The dollar edged down below ¥104.40 in Tokyo trading Thursday, pressured by sluggish data that raised concerns over the course of the Chinese economy.
At 5 p.m., the dollar stood at ¥104.33-34, compared with ¥104.35-37 at the same time Wednesday. The euro was at $1.3588-3589, up from $1.3544-3544, and at ¥141.77-80, up from ¥141.34-37.
The greenback moved above ¥104.60 in early trading after attracting purchases in New York overnight on the back of a rise in U.S. long-term Treasury yields.
The dollar firmed above ¥104.80 in midmorning trading, helped by demand from Japanese importers as well as by purchases from short-term players following early gains in the Nikkei average.
But the dollar soon fell back after the sluggish reading in the HSBC Chinese manufacturing purchasing managers’ index for January triggered selling of the Australian dollar versus the yen.
The greenback remained weak in the afternoon, reflecting the Nikkei’s slump into negative territory. But its downside was supported by buybacks.

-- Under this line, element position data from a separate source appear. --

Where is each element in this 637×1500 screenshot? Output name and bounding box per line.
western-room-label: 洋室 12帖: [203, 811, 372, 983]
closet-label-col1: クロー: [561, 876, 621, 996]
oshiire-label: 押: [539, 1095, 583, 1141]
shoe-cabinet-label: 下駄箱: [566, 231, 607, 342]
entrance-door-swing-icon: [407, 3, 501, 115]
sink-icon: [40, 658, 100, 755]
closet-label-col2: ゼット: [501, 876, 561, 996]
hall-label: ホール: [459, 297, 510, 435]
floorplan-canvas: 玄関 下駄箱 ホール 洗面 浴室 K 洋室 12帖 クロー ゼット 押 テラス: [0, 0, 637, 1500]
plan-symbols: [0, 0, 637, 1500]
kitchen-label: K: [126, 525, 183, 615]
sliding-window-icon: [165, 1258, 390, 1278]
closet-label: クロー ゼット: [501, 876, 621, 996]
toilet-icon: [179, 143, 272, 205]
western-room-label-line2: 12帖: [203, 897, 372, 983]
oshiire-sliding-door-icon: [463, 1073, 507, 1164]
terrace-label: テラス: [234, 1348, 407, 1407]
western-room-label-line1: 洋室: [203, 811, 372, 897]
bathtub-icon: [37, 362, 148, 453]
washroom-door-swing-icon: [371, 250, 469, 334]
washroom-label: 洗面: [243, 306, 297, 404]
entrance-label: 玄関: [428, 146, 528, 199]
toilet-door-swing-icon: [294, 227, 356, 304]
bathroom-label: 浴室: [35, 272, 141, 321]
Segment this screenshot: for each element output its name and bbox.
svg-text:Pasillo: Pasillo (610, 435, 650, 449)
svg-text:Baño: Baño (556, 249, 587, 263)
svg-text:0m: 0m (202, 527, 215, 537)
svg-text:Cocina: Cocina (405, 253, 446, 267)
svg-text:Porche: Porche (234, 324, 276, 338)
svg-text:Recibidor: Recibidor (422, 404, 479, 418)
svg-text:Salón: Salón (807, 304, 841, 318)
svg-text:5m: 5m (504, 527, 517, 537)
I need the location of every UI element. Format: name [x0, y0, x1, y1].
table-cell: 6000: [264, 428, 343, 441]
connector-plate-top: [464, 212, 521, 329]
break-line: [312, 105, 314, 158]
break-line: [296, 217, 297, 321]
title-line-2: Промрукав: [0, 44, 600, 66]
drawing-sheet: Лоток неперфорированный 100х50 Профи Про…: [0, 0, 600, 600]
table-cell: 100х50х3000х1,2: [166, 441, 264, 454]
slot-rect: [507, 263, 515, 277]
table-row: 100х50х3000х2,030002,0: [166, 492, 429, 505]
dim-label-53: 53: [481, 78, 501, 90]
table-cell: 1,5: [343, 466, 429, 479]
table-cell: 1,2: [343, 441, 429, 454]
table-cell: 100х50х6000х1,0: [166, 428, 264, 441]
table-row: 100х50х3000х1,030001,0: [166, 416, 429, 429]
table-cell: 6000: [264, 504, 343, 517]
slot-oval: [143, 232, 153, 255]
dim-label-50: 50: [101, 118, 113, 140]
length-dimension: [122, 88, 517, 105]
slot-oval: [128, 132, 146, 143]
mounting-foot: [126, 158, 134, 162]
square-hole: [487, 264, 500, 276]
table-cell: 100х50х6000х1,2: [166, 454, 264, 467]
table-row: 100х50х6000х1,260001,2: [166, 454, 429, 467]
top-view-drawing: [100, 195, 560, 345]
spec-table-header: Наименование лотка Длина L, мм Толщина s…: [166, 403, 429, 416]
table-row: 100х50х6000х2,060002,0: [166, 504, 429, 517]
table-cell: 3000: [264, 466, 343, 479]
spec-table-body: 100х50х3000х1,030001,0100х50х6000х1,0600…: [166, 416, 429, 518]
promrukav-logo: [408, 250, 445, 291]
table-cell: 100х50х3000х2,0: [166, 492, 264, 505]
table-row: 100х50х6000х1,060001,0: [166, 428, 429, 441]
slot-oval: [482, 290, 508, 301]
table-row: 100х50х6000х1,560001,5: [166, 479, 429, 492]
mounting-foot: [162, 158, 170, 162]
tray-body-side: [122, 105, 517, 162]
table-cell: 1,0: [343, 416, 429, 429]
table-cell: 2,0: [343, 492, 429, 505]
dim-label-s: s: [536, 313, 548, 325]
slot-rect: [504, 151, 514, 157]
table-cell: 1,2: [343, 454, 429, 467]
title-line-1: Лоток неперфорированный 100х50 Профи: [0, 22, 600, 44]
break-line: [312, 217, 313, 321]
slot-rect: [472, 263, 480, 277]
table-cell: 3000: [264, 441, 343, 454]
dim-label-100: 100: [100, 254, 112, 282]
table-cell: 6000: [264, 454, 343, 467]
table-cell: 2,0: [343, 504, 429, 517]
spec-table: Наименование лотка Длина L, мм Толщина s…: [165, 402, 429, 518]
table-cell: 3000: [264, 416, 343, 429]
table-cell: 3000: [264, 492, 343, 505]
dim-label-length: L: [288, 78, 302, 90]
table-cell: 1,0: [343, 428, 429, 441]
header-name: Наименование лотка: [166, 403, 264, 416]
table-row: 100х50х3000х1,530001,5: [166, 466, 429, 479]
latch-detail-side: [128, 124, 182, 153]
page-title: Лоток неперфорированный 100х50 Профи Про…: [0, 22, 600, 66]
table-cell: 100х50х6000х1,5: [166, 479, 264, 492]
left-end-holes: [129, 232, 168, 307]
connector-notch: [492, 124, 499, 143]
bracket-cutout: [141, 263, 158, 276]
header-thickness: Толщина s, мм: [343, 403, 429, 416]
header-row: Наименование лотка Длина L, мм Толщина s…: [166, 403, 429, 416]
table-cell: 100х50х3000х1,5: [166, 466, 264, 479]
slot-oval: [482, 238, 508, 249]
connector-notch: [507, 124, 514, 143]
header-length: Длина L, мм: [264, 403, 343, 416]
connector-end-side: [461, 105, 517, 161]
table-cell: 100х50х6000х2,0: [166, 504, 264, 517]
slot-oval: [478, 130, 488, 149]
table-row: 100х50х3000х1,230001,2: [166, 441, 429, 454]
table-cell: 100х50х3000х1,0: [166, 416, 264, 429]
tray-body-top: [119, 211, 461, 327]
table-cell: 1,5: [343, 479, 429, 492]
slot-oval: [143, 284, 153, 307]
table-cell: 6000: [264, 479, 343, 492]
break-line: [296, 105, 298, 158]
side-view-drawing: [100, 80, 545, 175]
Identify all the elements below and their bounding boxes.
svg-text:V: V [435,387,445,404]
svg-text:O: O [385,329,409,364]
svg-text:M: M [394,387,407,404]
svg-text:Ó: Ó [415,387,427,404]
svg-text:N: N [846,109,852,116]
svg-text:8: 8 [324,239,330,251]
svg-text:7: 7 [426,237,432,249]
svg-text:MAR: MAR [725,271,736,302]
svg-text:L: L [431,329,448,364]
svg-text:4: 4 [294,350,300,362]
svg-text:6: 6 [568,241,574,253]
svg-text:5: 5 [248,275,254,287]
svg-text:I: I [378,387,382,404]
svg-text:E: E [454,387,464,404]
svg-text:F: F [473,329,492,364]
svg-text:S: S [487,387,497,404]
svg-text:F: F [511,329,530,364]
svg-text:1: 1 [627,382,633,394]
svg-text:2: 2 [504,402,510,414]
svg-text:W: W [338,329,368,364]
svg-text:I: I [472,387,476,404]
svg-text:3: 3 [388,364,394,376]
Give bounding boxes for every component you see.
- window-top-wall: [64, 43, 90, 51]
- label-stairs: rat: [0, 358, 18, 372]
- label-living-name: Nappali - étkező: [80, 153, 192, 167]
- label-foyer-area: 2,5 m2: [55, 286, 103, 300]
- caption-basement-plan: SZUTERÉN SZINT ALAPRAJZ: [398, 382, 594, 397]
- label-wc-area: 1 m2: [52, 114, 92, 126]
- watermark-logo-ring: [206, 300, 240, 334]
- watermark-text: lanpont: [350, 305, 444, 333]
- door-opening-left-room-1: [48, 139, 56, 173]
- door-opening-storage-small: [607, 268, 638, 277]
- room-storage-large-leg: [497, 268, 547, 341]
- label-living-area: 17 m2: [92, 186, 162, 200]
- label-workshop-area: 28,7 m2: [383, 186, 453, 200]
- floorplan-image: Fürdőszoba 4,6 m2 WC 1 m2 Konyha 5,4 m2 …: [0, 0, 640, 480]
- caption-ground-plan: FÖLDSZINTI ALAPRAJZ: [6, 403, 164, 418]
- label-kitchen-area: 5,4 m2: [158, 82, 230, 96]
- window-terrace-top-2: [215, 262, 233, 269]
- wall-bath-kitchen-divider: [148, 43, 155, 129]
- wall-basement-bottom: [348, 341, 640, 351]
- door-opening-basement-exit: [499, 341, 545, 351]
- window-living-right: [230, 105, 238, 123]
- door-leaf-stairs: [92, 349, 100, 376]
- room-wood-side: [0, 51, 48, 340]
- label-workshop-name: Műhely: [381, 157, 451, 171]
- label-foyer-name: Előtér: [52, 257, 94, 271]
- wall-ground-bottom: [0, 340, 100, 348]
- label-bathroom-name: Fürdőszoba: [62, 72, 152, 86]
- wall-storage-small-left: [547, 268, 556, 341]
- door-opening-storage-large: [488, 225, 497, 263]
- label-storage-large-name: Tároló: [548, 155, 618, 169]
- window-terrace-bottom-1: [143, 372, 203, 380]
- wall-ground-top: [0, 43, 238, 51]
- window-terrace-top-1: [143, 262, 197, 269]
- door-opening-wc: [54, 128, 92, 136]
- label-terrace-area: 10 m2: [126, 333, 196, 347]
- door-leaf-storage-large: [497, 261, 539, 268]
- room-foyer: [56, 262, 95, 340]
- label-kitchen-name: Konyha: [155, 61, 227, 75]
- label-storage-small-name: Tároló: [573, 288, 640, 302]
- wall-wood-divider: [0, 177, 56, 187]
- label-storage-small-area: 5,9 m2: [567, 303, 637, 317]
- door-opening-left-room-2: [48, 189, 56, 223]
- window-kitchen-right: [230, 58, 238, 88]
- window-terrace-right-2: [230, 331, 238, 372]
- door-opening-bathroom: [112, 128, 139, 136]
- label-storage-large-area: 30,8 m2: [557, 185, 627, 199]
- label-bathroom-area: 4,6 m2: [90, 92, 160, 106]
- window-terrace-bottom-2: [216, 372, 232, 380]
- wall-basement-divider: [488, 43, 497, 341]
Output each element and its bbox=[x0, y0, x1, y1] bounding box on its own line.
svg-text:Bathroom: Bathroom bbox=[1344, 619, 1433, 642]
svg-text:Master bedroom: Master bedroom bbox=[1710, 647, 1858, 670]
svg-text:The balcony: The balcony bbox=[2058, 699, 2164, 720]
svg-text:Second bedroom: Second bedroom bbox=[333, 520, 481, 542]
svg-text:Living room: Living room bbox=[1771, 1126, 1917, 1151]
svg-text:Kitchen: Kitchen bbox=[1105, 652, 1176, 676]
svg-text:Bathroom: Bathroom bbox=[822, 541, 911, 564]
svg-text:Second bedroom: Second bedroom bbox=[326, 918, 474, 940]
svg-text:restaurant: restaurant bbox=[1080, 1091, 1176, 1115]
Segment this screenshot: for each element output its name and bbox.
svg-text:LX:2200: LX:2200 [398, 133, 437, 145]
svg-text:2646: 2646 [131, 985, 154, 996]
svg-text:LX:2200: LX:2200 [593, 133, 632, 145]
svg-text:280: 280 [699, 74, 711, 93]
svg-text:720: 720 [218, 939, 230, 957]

“The dollar’s early gains versus the yen were wiped off, with market players hoping to see upcoming overseas economic indicators,” said an official of a bank-affiliated brokerage house.
The dollar is seen as likely to stay in tight ranges below ¥104.50 for the time being, market sources said.
“The dollar’s topside is expected to be limited due to the dearth of fresh trading incentives that would lift it above ¥105,” said an official of a foreign exchange margin trading service firm.